Trust and Successful Enterprises.


If there was only one thing that you had time for - apart from your day job - building trust and an environment congenial for trust, is a single most important investment to be made on the job.

The problem with trust is - everyone wants to be able to trust - but none wants to go through any pain to make themselves trustworthy. Integrity, hard work, honesty - let's face it - these are not easy virtues to practice. They are not easy to practice in your personal life, as a single human being. They are all the more difficult to practice, in a team, when your career is on line. We have all gone through these internal dialogues...

  1. I just have to get that code across - I know there are a couple of bugs - what is the benefit of calling them out. QA will find them. 
  2. I want that next position and being seen in the vicinity of success is going to help - so why not talk about the excellent job that one guy of your team did, and without actually explicitly saying it, leave an impression that I had something to do about it - while I did nothing really. 
  3. Let me tidy up that report - highlight the achievements - and play down on the risks. Risks look bad on the report. 

These small "innocent" under hand techniques that we all do (and I am not talking about crimes or breaking law) - because everybody else does - is like karma. You do it to. Someone else sees it and does it too. You do more. More gets done around you. You push the envelope of your moral further. Someone else tops it. This is just a vicious circle.

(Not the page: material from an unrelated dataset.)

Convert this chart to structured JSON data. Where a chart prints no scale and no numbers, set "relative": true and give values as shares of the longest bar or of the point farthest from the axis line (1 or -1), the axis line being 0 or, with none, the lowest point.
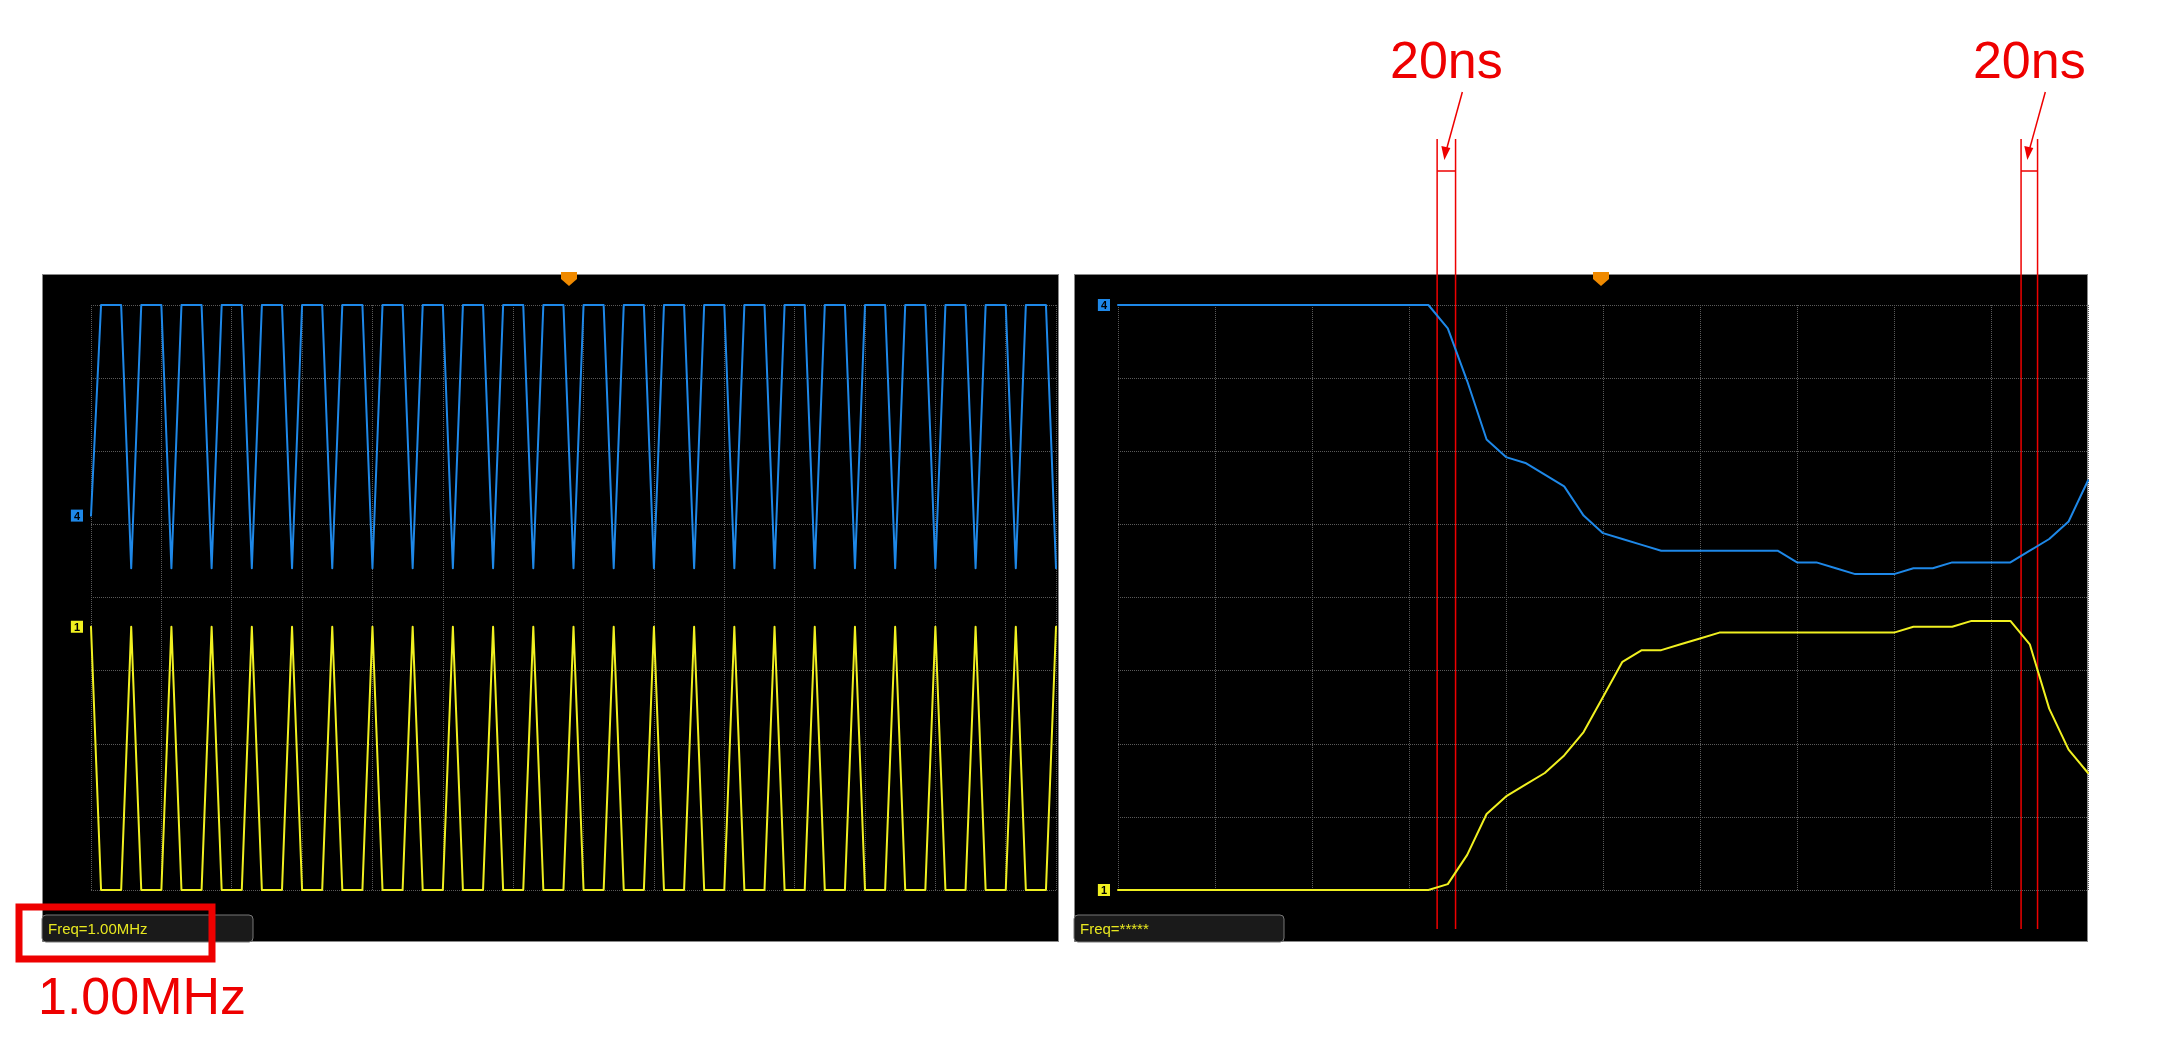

And who wins? I don't know who does. I guess the "pointy haired boss" or the "wally" s of the day wins. But this is for sure, that anyone who is just working hard, doing an honest day's job, with passion and dedication for the job, he doesn't win - without going for any underhand techniques, he looses. And someone else looses. The job, the actual project, the actual business, that looses out to employee's own battles.

So, tell you what, I don't think it is a battle that each one of us - individually - could fight and win alone. I think the biggest looser in the game - the enterprise, the business, the job, the project - that needs to pitch in.  Since the enterprise is nothing but you and me and us - it is in the best interest of all of us, to try in our own spheres of influence, to make building an environment congenial of trust our priority.

Tim Cook says very clearly "You look for people that are not political. People that are not bureaucrats. People that can privately celebrate the achievement, but not care if their name that is in the one in the lights. There are greater reasons to do things." Well, he is doing his bit :).